Tuesday, August 5, 2025

T. J. Clark's Ravishing Style #7

Pieter Bruegel the Elder, Land of Cockaigne (1567)

This is the seventh post in my monthly series “T. J. Clark’s Ravishing Style,” a consideration of what makes Clark’s writing so distinctive and delectable. Each month I choose a favorite passage from his work and analyze its ingredients. Today’s pick is from his splendid “Bruegel in Paradise,” included in his great 2018 collection Heaven on Earth. It’s a description of Pieter Bruegel the Elder’s Land of Cockaigne (1567):

At bottom left, especially, grass gives way to earth. But again, whatever upset and instability the tilt of the land may bring on is more than counteracted – this is my answer to the idea of Cockaigne as the world in the negative – by the painting’s relish for things, details, textures, contours. All the contents of the world’s full stomach.

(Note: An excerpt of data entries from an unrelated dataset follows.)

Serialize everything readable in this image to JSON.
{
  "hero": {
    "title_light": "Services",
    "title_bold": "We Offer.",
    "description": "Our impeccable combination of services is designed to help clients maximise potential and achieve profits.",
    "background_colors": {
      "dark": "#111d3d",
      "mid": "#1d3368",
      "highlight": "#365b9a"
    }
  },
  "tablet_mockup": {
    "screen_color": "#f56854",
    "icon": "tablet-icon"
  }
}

There is no good way of repeating the relish in words. Pointing out and enumerating are what language is designed to do, whereas what is glorious in Cockaigne is just pointless endless proliferation. Look at the airholes in the cheese! Look at the excellent ironwork on the flail. Or the fine silver clamps on the Bible. How exquisite the man of letters’ face – pink cheeks and nose, glinting eyes, delicate nostrils and lips. Look at the flayed-flesh pink of his tunic and leggings, the latter like exposed tissue. Compare the furred lightness of the soldier’s chainmail. How beautiful the drawing of the young man’s shirt, especially its neckline and long liquid folds. Notice the roots of the tree by the mountain of gruel – a typical Bruegel interest here in the character of a particular root system, plus a specific kind of spreading into the surrounding earth, and a set of outrider saplings.

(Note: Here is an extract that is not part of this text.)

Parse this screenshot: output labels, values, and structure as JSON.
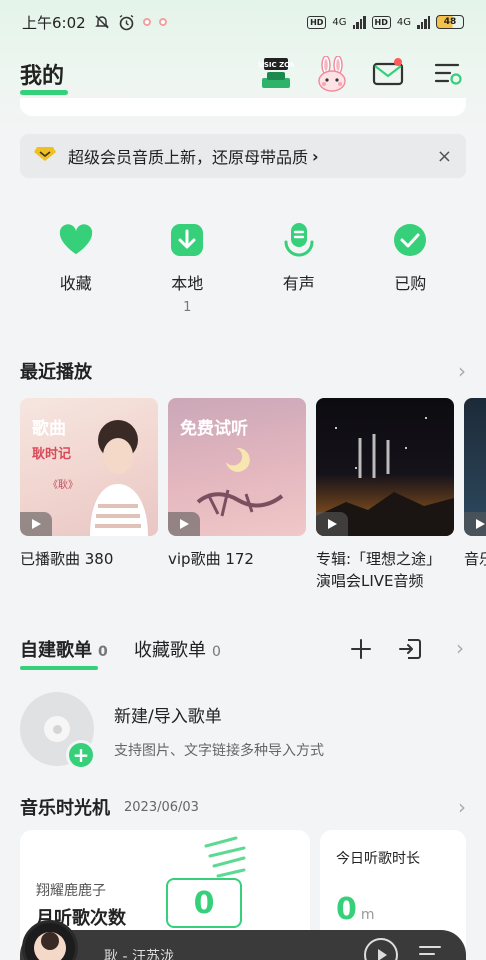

Two of the cactus loaves are half sunk in the grass, like tombstones. The peasant has a thick mane of hair. The soldier’s lance is steel-tipped, glinting even in the shadow. The egg in the foreground has yolk spilling down the right side of its shell!

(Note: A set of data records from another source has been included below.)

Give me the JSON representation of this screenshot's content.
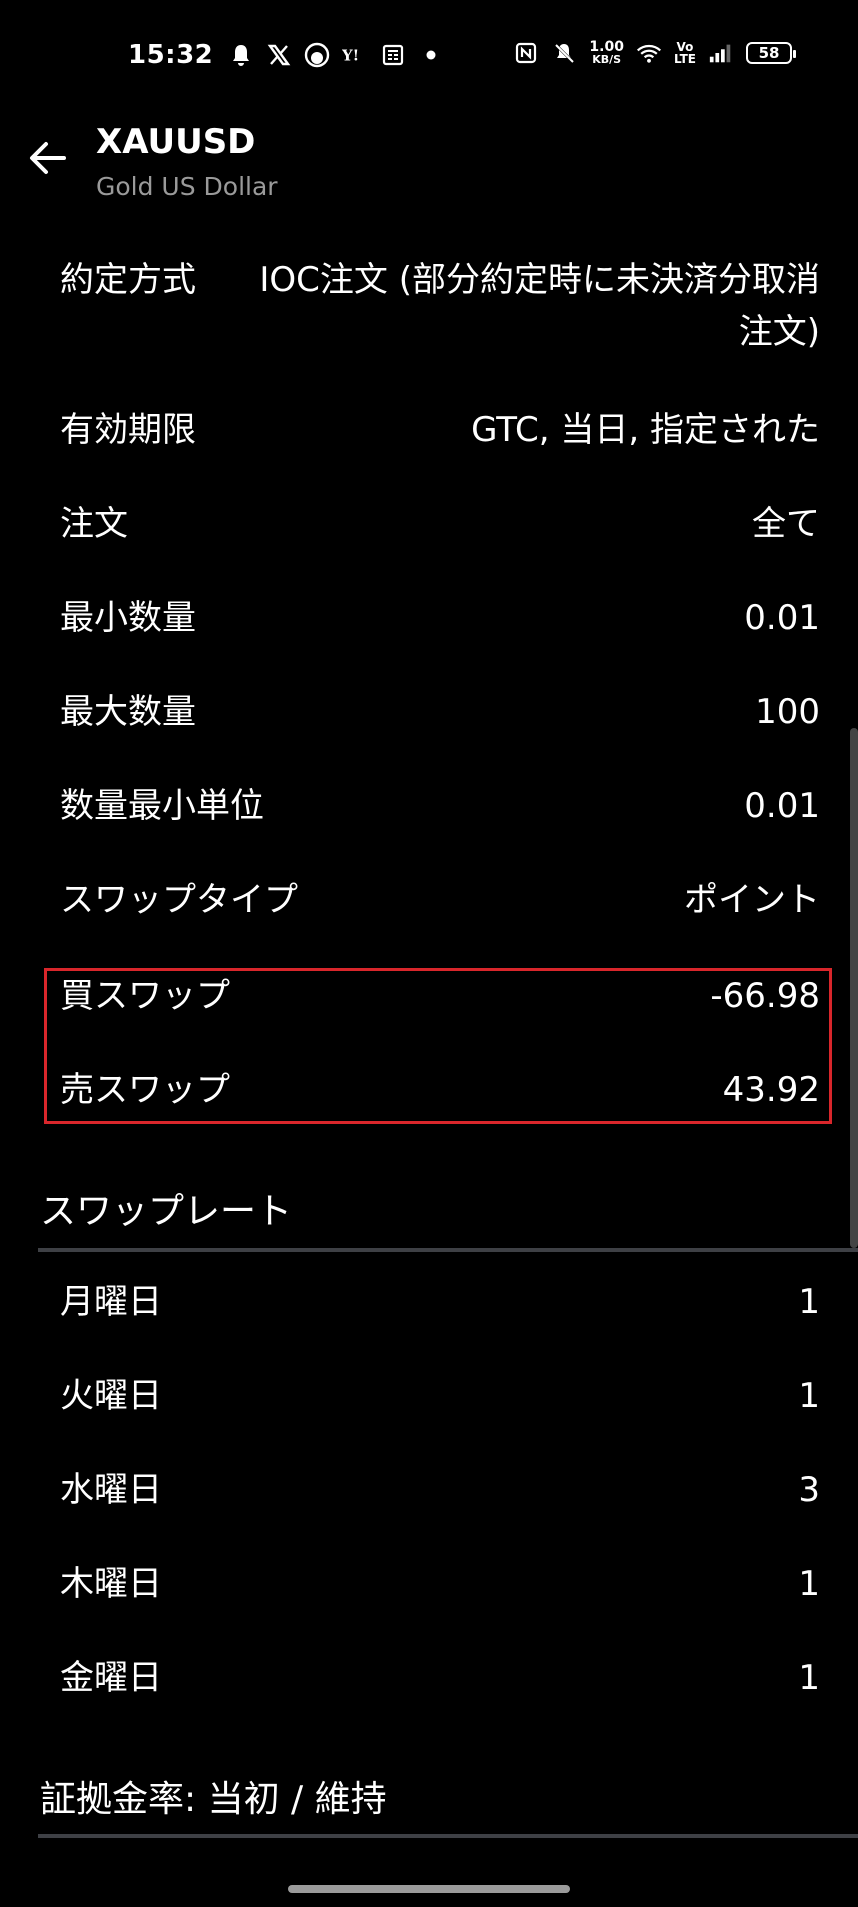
{
  "status_bar": {
    "time": "15:32",
    "speed_value": "1.00",
    "speed_unit": "KB/S",
    "volte_top": "Vo",
    "volte_bottom": "LTE",
    "battery": "58",
    "icons": [
      "bell-icon",
      "x-icon",
      "app-icon",
      "yahoo-icon",
      "news-icon",
      "dot-icon",
      "nfc-icon",
      "mute-icon",
      "wifi-icon",
      "signal-icon"
    ]
  },
  "app_bar": {
    "title": "XAUUSD",
    "subtitle": "Gold US Dollar"
  },
  "specs": [
    {
      "label": "約定方式",
      "value": "IOC注文 (部分約定時に未決済分取消注文)"
    },
    {
      "label": "有効期限",
      "value": "GTC, 当日, 指定された"
    },
    {
      "label": "注文",
      "value": "全て"
    },
    {
      "label": "最小数量",
      "value": "0.01"
    },
    {
      "label": "最大数量",
      "value": "100"
    },
    {
      "label": "数量最小単位",
      "value": "0.01"
    },
    {
      "label": "スワップタイプ",
      "value": "ポイント"
    },
    {
      "label": "買スワップ",
      "value": "-66.98"
    },
    {
      "label": "売スワップ",
      "value": "43.92"
    }
  ],
  "swap_rate": {
    "header": "スワップレート",
    "rows": [
      {
        "label": "月曜日",
        "value": "1"
      },
      {
        "label": "火曜日",
        "value": "1"
      },
      {
        "label": "水曜日",
        "value": "3"
      },
      {
        "label": "木曜日",
        "value": "1"
      },
      {
        "label": "金曜日",
        "value": "1"
      }
    ]
  },
  "margin_section": {
    "header": "証拠金率: 当初 / 維持"
  },
  "colors": {
    "background": "#000000",
    "text": "#ffffff",
    "subtitle": "#9a9a9a",
    "highlight_border": "#d9262b",
    "divider": "#3e4045"
  }
}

I find this passage ravishing. Why? What makes it so? There’s poetry in it. Clark takes his cue from the picture: “the painting’s relish for things, details, textures, contours. All the contents of the world’s full stomach.” The key word here is “relish.” Clark, in describing Cockaigne, doubts whether he can convey Bruegel’s “relish for things, details, textures, contours.” He says, “There is no good way of repeating the relish in words.” But he tries anyway, and he magnificently succeeds, noting detail after vivid detail: “the airholes in the cheese”; “the excellent ironwork on the flail”; “the fine silver clamps on the Bible”; “the man of letters’ face – pink cheeks and nose, glinting eyes, delicate nostrils and lips”; “the flayed-flesh pink of his tunic and leggings, the latter like exposed tissue”; “the furred lightness of the soldier’s chainmail”; “the drawing of the young man’s shirt, especially its neckline and long liquid folds”; “the roots of the tree by the mountain of gruel”; “a set of outrider saplings”; “the cactus loaves ... half sunk in the grass, like tombstones”; the peasant’s “thick mane of hair”; the soldier’s steel-tipped lance, “glinting even in the shadow”; the egg in the foreground, “yolk spilling down the right side of its shell.”

Note the exclamation marks (“Look at the airholes in the cheese!” “The egg in the foreground has yolk spilling down the right side of its shell!”). Clark is excited. He relishes Bruegel’s “endless proliferation” of “things, details, textures, contours.” It’s double relish – Bruegel’s and Clark’s.